Ce texte fait partie de la série "Un peu de lecture pendant les vacances"
Extrait des Mémoires de Saint-Simon, vol. 1, p. 364
Lors de la révocation de l'édit de Nantes, le comte de Roye et sa femme se retirèrent en Danemark, où, comme il était lieutenant général en France, il fut fait grand maréchal et commanda toutes les troupes. C'était en 1683, et en 1686 il fut fait chevalier de l'Éléphant. Il était là très grandement établi, et lui et la comtesse de Roye sur un grand pied de considération. Ces rois du Nord mangent ordinairement avec du monde, et le comte et la comtesse de Roye avaient très souvent l'honneur d'être retenus à leur table avec leur fille, Mlle de Roye. Il arriva à un dîner que la comtesse de Roye, frappée de l'étrange figure de la reine de Danemark, se tourna à sa fille, et lui demanda si elle ne trouvait pas que la reine ressemblait à Mme Panache comme deux gouttes d'eau. Quoiqu'elle l'eût dit en français, il arriva qu'elle n'avait pas parlé assez bas, et que la reine, qui l'entendit, lui demanda ce que c'était que cette Mme Panache.
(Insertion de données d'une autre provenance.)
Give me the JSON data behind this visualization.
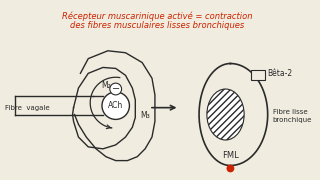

La comtesse de Roye, dans sa surprise, lui répondit que c'était une dame de la cour de France qui était fort aimable. La reine, qui avait vu sa surprise, n'en fit pas semblant, mais, inquiète de la comparaison, elle écrivit à Mayercron, envoyé de Danemark à Paris, et qui y était depuis quelques années, de lui mander ce que c'était que Mme Panache, sa figure, son âge, sa condition, et sur quel pied elle était à la cour de France, et que surtout elle voulait absolument n'être pas trompée et en être informée au juste. Mayercron, à son tour, fut dans un grand étonnement. Il manda à la reine qu'il ne comprenait pas par où le nom de Mme Panache était allé jusqu'à elle, beaucoup moins la sérieuse curiosité qu'elle lui marquait d'être informée d'elle exactement ; que Mme Panache était une petite et fort vieille créature avec des lippes et des yeux éraillés à y faire mal à ceux qui la regardaient, une espèce de gueuse, qui s'était introduite à la cour sur le pied d'une manière de folle, qui était tantôt au souper du Roi, tantôt au dîner de Monseigneur et de Mme la Dauphine, ou à celui de Monsieur, à Versailles ou à Paris, où chacun se divertissait à la mettre en colère, et qui chantait pouille aux gens à ces dîners-là pour faire rire, mais quelquefois fort sérieusement, et avec des injures qui embarrassaient et qui divertissaient encore plus ces princes et ces princesses, qui lui emplissaient ses poches de viande et de ragoûts, dont la sauce découlait tout du long de ses jupes, et que les uns lui donnaient une pistole ou un écu, et les autres des chiquenaudes et des croquignoles, dont elle entrait en furie, parce qu'avec ses yeux pleins de chassie, elle ne voyait pas au bout de son nez, ni qui l'avait frappée, et que c'était le passe-temps de la cour.
À cette réponse, la reine de Danemark se sentit si piquée qu'elle ne put plus souffrir la comtesse de Roye, et qu'elle en demanda justice au roi son mari. Il trouva bien mauvais que des étrangers qu'il avait comblés des premières charges et des premiers honneurs de sa cour, avec de grosses pensions, se moquassent d'eux d'une manière si cruelle. Il se trouva des seigneurs du pays et des ministres jaloux de la fortune et du grand établissement dont le comte de Roye jouissait, tellement que la reine obtint que le roi le remercierait et lui ferait dire de se retirer. Il ne put conjurer l'orage: il vint avec sa famille à Hambourg, en attendant qu'il sût ce qu'il pourrait devenir ; et à la révolution d'Angleterre il y passa. Le roi Jacques, qui y était encore, le fit comte de Lifford et pair d'Irlande.